Concurrency and Parallelism
Introduction
Concurrency and parallelism both deal with “doing more than one thing,” but they solve different problems. Concurrency is about managing multiple tasks so they can make progress during the same period. Parallelism is about executing multiple tasks at the same instant.
Read section 2.1 (stop at 2.1.1) of HPC Tutorials volume 1.
Concurrency
Concurrency is the ability of a system to manage multiple tasks at once. To enable this, units of the program, algorithm, or problem must be able to be executed out-of-order or in partial order without affecting the final outcome. Concurrency can be achieved on a single CPU core by interleaving tasks (time-slicing) or on multiple cores; what matters is that tasks overlap in time, even if they aren’t running at the exact same moment.
On a single core, the kernel interleaves tasks so each makes progress within the same timeframe. To interleave tasks, at least one task must be able to have its progress paused and resumed. When tasks run concurrently, their lifelines overlap on a timeline. Concurrency helps systems stay responsive, especially when some tasks are waiting (e.g., for I/O).
Mathematically, operations that follow the associative property (e.g., addition and multiplication) lend themselves well to concurrency:
\[1 + (2 + 3) = (1 + 2) + 3\] \[1 \times (2 \times 3) = (1 \times 2) \times 3\]These operations can be structured in a way that different segments of a computation can make progress without requiring strict ordering. However, not all kinds of computation are not reorderable and thus cannot be broken into concurrent parts. For example:
\[1 \div (2 \div 3) \ne (1 \div 2) \div 3\]To make work complete sooner via concurrency, a programmer first looks for ways to split the task into smaller, order-relaxed chunks while preserving correctness. This is often acheived by overlapping time spent waiting with useful work.
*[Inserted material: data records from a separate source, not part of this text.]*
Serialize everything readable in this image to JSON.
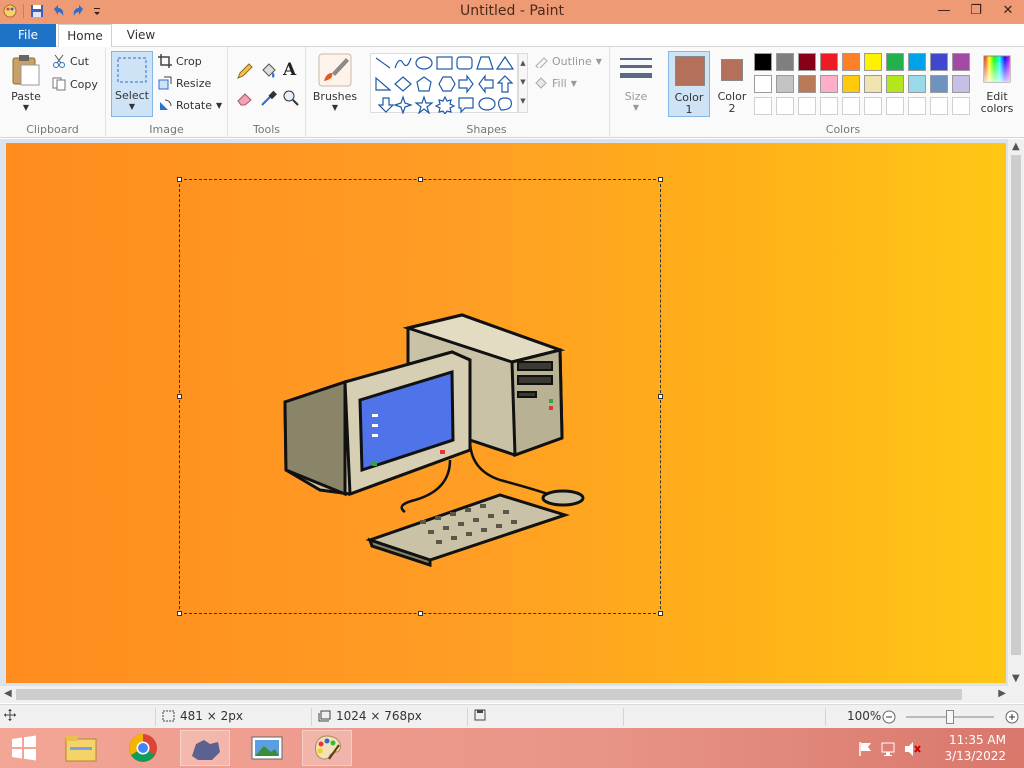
{
  "window": {
    "title": "Untitled - Paint",
    "controls": {
      "minimize": "—",
      "restore": "❐",
      "close": "✕"
    }
  },
  "ribbon_tabs": [
    {
      "label": "File"
    },
    {
      "label": "Home"
    },
    {
      "label": "View"
    }
  ],
  "clipboard": {
    "paste_label": "Paste",
    "cut_label": "Cut",
    "copy_label": "Copy",
    "group_label": "Clipboard"
  },
  "image": {
    "select_label": "Select",
    "crop_label": "Crop",
    "resize_label": "Resize",
    "rotate_label": "Rotate",
    "group_label": "Image"
  },
  "tools": {
    "group_label": "Tools",
    "items": [
      "pencil-icon",
      "fill-icon",
      "text-icon",
      "eraser-icon",
      "color-picker-icon",
      "magnifier-icon"
    ]
  },
  "brushes": {
    "label": "Brushes"
  },
  "shapes": {
    "group_label": "Shapes",
    "outline_label": "Outline",
    "fill_label": "Fill"
  },
  "size": {
    "label": "Size"
  },
  "colors": {
    "color1_label": "Color",
    "color1_num": "1",
    "color2_label": "Color",
    "color2_num": "2",
    "color1_value": "#b4705a",
    "color2_value": "#b4705a",
    "group_label": "Colors",
    "edit_label": "Edit",
    "edit_label2": "colors",
    "palette_row1": [
      "#000000",
      "#7f7f7f",
      "#880015",
      "#ed1c24",
      "#ff7f27",
      "#fff200",
      "#22b14c",
      "#00a2e8",
      "#3f48cc",
      "#a349a4"
    ],
    "palette_row2": [
      "#ffffff",
      "#c3c3c3",
      "#b97a57",
      "#ffaec9",
      "#ffc90e",
      "#efe4b0",
      "#b5e61d",
      "#99d9ea",
      "#7092be",
      "#c8bfe7"
    ],
    "palette_row3": [
      "#ffffff",
      "#ffffff",
      "#ffffff",
      "#ffffff",
      "#ffffff",
      "#ffffff",
      "#ffffff",
      "#ffffff",
      "#ffffff",
      "#ffffff"
    ]
  },
  "status": {
    "selection_size": "481 × 2px",
    "image_size": "1024 × 768px",
    "zoom": "100%"
  },
  "taskbar": {
    "time": "11:35 AM",
    "date": "3/13/2022"
  }
}
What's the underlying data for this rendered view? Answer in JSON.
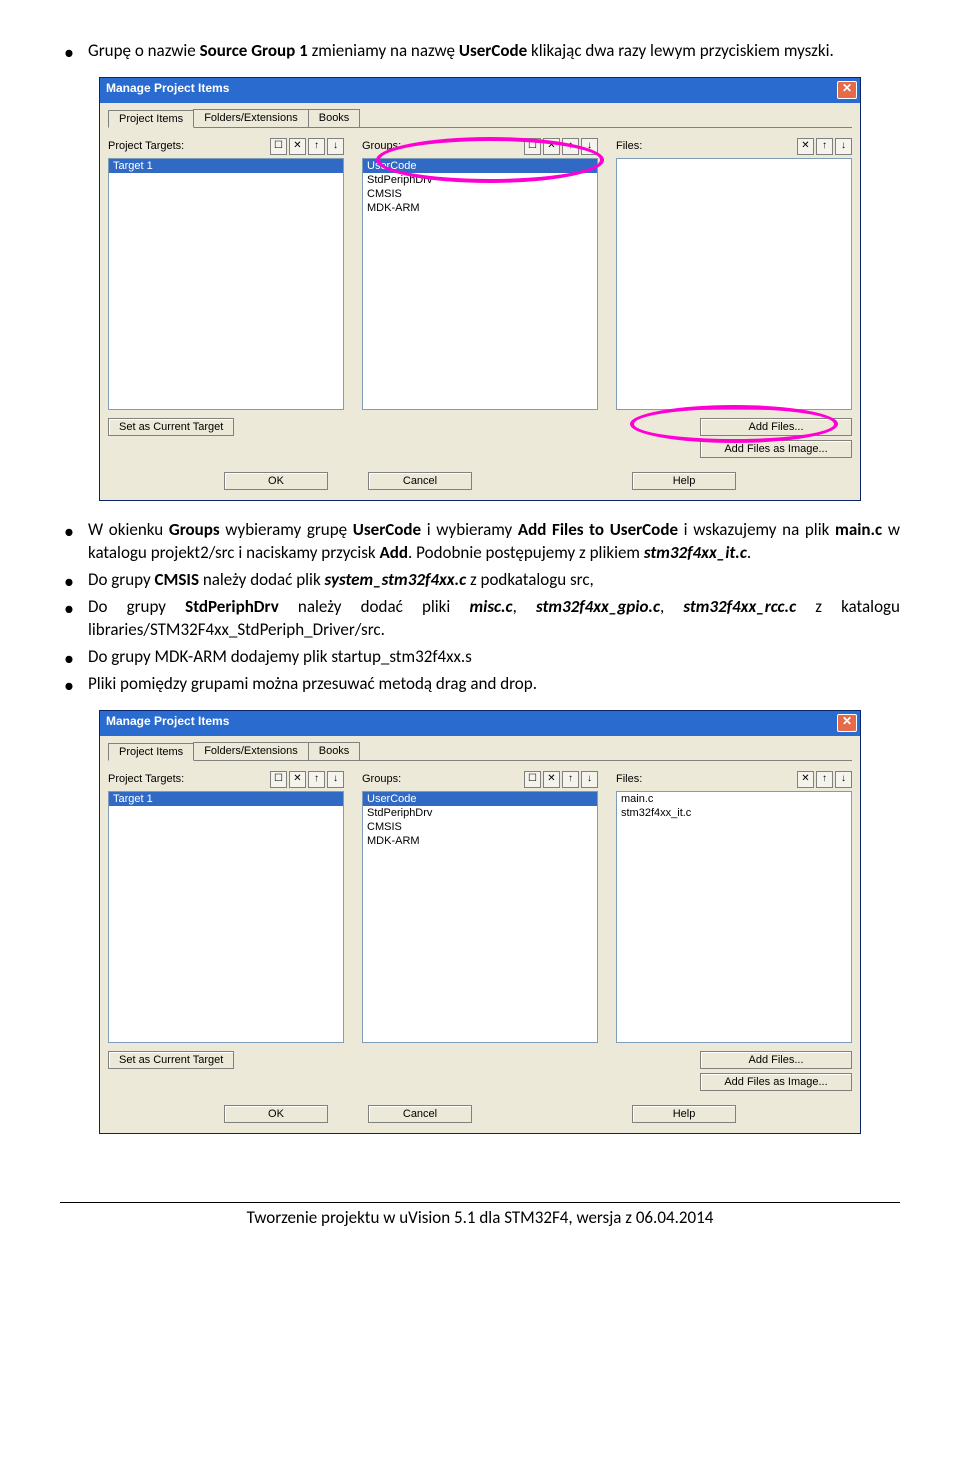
{
  "doc": {
    "bullets1": {
      "b1_p1": "Grupę o nazwie ",
      "b1_s1": "Source Group 1",
      "b1_p2": " zmieniamy na nazwę ",
      "b1_s2": "UserCode",
      "b1_p3": " klikając dwa razy lewym przyciskiem myszki."
    },
    "bullets2": {
      "b1_p1": "W okienku ",
      "b1_s1": "Groups",
      "b1_p2": " wybieramy  grupę ",
      "b1_s2": "UserCode",
      "b1_p3": "  i wybieramy ",
      "b1_s3": "Add Files to UserCode",
      "b1_p4": " i wskazujemy na plik ",
      "b1_s4": "main.c",
      "b1_p5": " w katalogu projekt2/src i naciskamy przycisk ",
      "b1_s5": "Add",
      "b1_p6": ". Podobnie postępujemy z plikiem ",
      "b1_s6": "stm32f4xx_it.c",
      "b1_p7": ".",
      "b2_p1": "Do grupy ",
      "b2_s1": "CMSIS",
      "b2_p2": " należy dodać plik ",
      "b2_s2": "system_stm32f4xx.c",
      "b2_p3": " z podkatalogu src,",
      "b3_p1": "Do grupy ",
      "b3_s1": "StdPeriphDrv",
      "b3_p2": " należy dodać pliki ",
      "b3_s2": "misc.c",
      "b3_p3": ", ",
      "b3_s3": "stm32f4xx_gpio.c",
      "b3_p4": ", ",
      "b3_s4": "stm32f4xx_rcc.c",
      "b3_p5": " z katalogu libraries/STM32F4xx_StdPeriph_Driver/src.",
      "b4": "Do grupy MDK-ARM dodajemy plik startup_stm32f4xx.s",
      "b5": "Pliki pomiędzy grupami można przesuwać  metodą drag and drop."
    },
    "footer": "Tworzenie projektu w uVision 5.1 dla STM32F4,  wersja z 06.04.2014"
  },
  "dialog": {
    "title": "Manage Project Items",
    "tabs": [
      "Project Items",
      "Folders/Extensions",
      "Books"
    ],
    "col_targets": "Project Targets:",
    "col_groups": "Groups:",
    "col_files": "Files:",
    "targets": [
      "Target 1"
    ],
    "groups": [
      "UserCode",
      "StdPeriphDrv",
      "CMSIS",
      "MDK-ARM"
    ],
    "files1": [],
    "files2": [
      "main.c",
      "stm32f4xx_it.c"
    ],
    "btn_set_current": "Set as Current Target",
    "btn_add_files": "Add Files...",
    "btn_add_image": "Add Files as Image...",
    "btn_ok": "OK",
    "btn_cancel": "Cancel",
    "btn_help": "Help",
    "tb_new": "☐",
    "tb_del": "✕",
    "tb_up": "↑",
    "tb_down": "↓"
  }
}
Let’s look at an example. Chef Core is making dinner (the “correct answer”) with these tasks:
Task 1: Make Soup 1.1 Prepare ingredients - 30 minutes 1.2 Simmer soup - 60 minutes 1.3 Dish up soup - 5 minutes
Task 2: Make Breadsticks 2.1 Knead dough (we’re bad bakers so we don’t let it rise) - 30 minutes 2.2 Bake breadsticks - 20 minutes 2.3 Plate breadsticks - 5 minutes
Total time (purely serial): 150 minutes
If Chef Core cannot run concurrently, he completes the tasks in the listed order. It takes him over 2 hours, and his soup is dished up before he even starts making breadsticks. This takes too long and results in cold soup.
Chef Core knows about concurrency and decides to partially reorder the tasks like so:
1.1 Prepare ingredients - 30 minutes 1.2 Simmer soup - 60 minutes 2.1 Knead dough - 30 minutes 2.2 Bake breadsticks - 20 minutes 1.3 Dish up soup - 5 minutes 2.3 Plate breadsticks - 5 minutes
Total time: 150 minutes
Now both the soup and the breadsticks can be served at roughly the same time! Because the main tasks overlap, Chef Core is running concurrently.
He also realizes that he’s spending a lot of time waiting for the soup to simmer and the breadsticks to bake. These are external events where he isn’t working. On a real CPU core, this might be waiting for the filesystem to fetch/write a file, waiting for the network to return something, waiting for user input, etc. Since Chef Core knows he’s not working, he decides to switch tasks and come back to them once the external event has completed.
1.1 Prepare ingredients - 30 minutes 1.2 Simmer soup - 5 minute set up 2.1 Knead dough - 30 minutes 2.2 Bake breadsticks - 5 minute set up 3.0 Check on soup and breadsticks - 15 minutes 2.3 Plate breadsticks - 5 minutes 1.3 Dish up soup - 5 minutes
Total time: 95 minutes
This drastically cuts down the time spent waiting around. Chef Core is an expert at managing tasks concurrently.
Parallelism
Parallelism is when multiple units of work execute at the same time (e.g., on multiple cores, CPUs, or hardware units). Parallelism is one way to realize concurrency: not all concurrent programs run in parallel, but all parallel execution implies concurrent tasks. Parallelism primarily improves throughput for CPU-bound work by using additional compute resources.
Chef Core now adds a salad and dessert but still has only 95 minutes. He hires Sous-Chef Second Core and adds the following tasks:
Task 3: Make Salad 3.1 Chop lettuce - 5 minutes 3.2 Dice tomato - 5 minutes 3.3 Add dressing - 5 minutes
Task 4: Decorate a Cake 4.1 Frost the cake - 30 minutes 4.2 Cut the cake - 5 minutes
On the night, the sous-chef does 3.2 before 3.1 and then 4.1 before finishing the salad. There’s no strict ordering, so the sequence is unusual but valid for concurrency. With two cooks working at once, Chef Core and the sous-chef are in parallel until the sous-chef finishes. Parallelism lets them complete more work in the same wall-clock time.